Time to Ban Sanctuary Cities
Published on July 13th, 2015
July 13, 2015
As seen in:
Wabash Plain Dealer
Daily Iowegian
Wasahachie Daily Light
The Caledonian-Record
The Franklin-Banner Tribune
The Bemidji Pioneer
The heartbreaking tragedy of young Kate Steinle, shot to death in the sanctuary city of San Francisco last week by a five-times deported, seven-times convicted illegal alien felon, will continue to unfold for weeks.
Arraigned on Monday, Mexican national Francisco Sanchez retracted his jail house confession and pleaded not guilty. And in a stunning development, multiple sources report that the gun Sanchez used to kill Steinle is registered to a federal agent. Sanchez claimed that he found the firearm wrapped in a t-shirt near the park bench that he was sitting on.
The nation is outraged that United States immigration laws have been flouted for years, and that the White House and Congress’ purposeful neglect has spawned sanctuary cities like San Francisco. Sanctuary cities, it should be noted, violate the 1996 Illegal Immigration Reform and Immigrant Responsibility Act (IIRAIRA), a fact that the Obama administration has ignored as part of its widespread immigration law-dismantling. Governor Jerry Brown’s 2014 Trust Act, which converted California into a sanctuary state, compounded an already grave problem.
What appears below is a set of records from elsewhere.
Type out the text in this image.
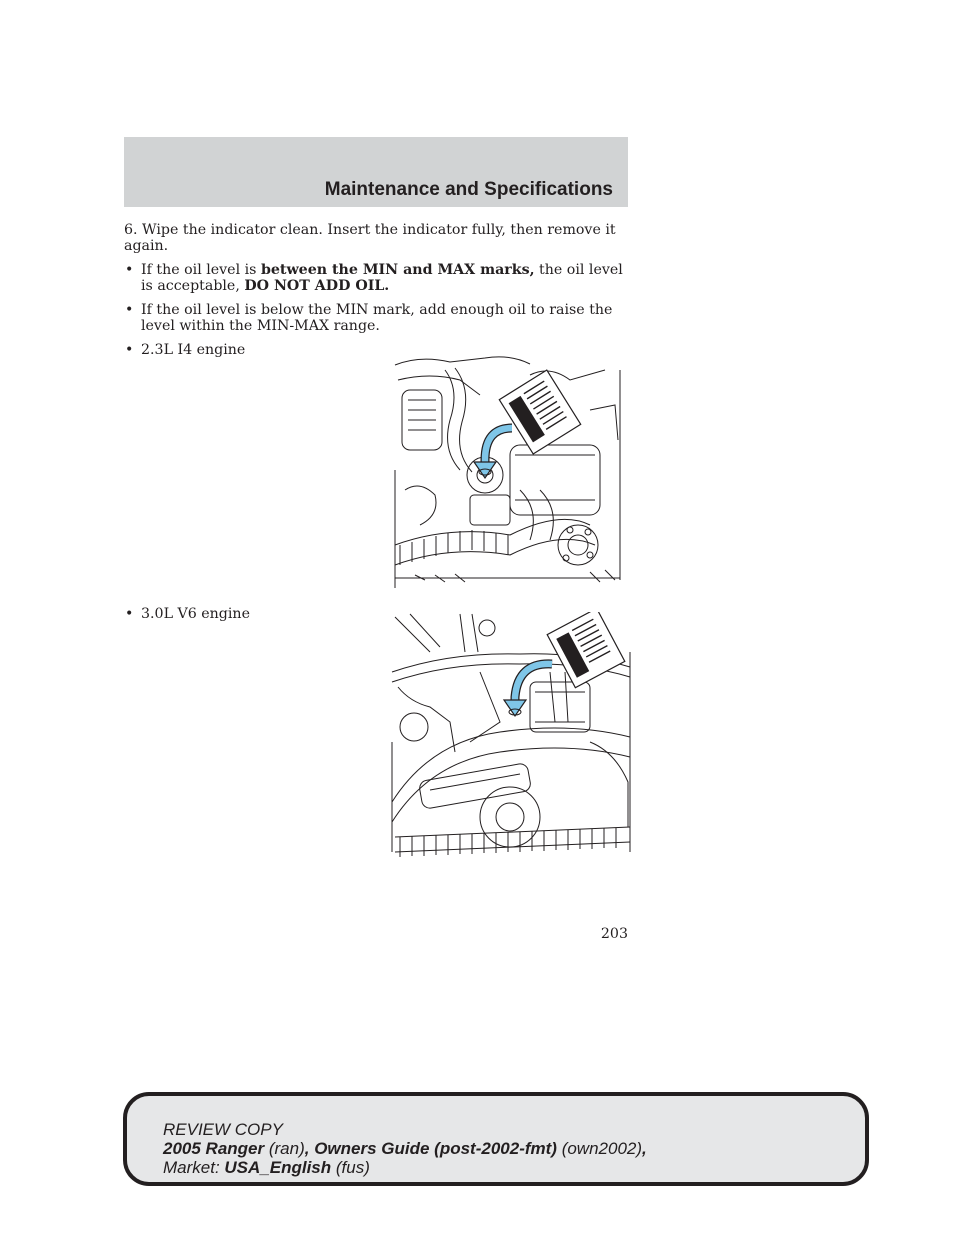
Maintenance and Specifications

6. Wipe the indicator clean. Insert the indicator fully, then remove it again.

• If the oil level is between the MIN and MAX marks, the oil level is acceptable, DO NOT ADD OIL.
• If the oil level is below the MIN mark, add enough oil to raise the level within the MIN-MAX range.
• 2.3L I4 engine
• 3.0L V6 engine
203
REVIEW COPY
2005 Ranger (ran), Owners Guide (post-2002-fmt) (own2002),
Market: USA_English (fus)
Julie Myers Woods, a former Immigration and Customs Enforcement assistant secretary rebutted advocates’ arguments that sanctuary cities protect the community and enhance public safety. Woods said that sanctuary does exactly the opposite—they put communities at risk—and that the Steinle case is the most recent in a long history of agonizing examples. According to the Department of Homeland Security, from 2010 to 2014, 121 criminal illegal aliens released while awaiting deportation, were later charged with homicide.
Although it’s cold comfort to Steinle’s family, Kate’s death has jolted state and federal lawmakers into action. In California, Republican State Sen. Jeff Stone announced this week that he’s authoring a bill which would mandate that all the state’s cities and counties fully cooperate with federal immigration officials in accordance with IIRAIRA.
In his press release, Stone said that if California had a law in effect to ban sanctuary cities and to keep such cities from releasing previously convicted alien felons like Sanchez, Steinle would be alive today. Stone’s legislation would require prisoners identified by the Department of Homeland Security as unlawful immigrants and already in the city’s custody to be held for 48 to allow their safe transfer to ICE.
And in Congress, the House and Senate have introduced companion bills. Similar to Stone’s bill, HR 1148 and S 1640 would require state and local governments to comply with federal immigration detainers. They would also expand and restore interior enforcement which has been nearly non-existent under the Obama administration. State and local authorities would also be empowered to enforce federal immigration laws as well as their own local laws assuming they’re consistent with the federal code. The proposed legislation would end DHS grants to sanctuary cities and bar the unauthorized release of criminal aliens. The bills are also known as the Davis-Oliver Act, so named in honor of the two Sacramento County deputies shot and killed last year by a multiple-times deported alien Marcelo Marquez.
For years and under both Republican and Democratic-controlled Congresses and White Houses, sanctuary programs have harbored aliens and enabled illegal immigrant crime. Through lax enforcement, Obama has converted the United States into a sanctuary nation.
Anti-sanctuary legislation, should it pass, would come too late to save Steinle and the hundreds more illegal immigrant crime victims. But laws to prohibit sanctuary status would, with sufficient political will behind them, protect millions of vulnerable Americans for many years to come.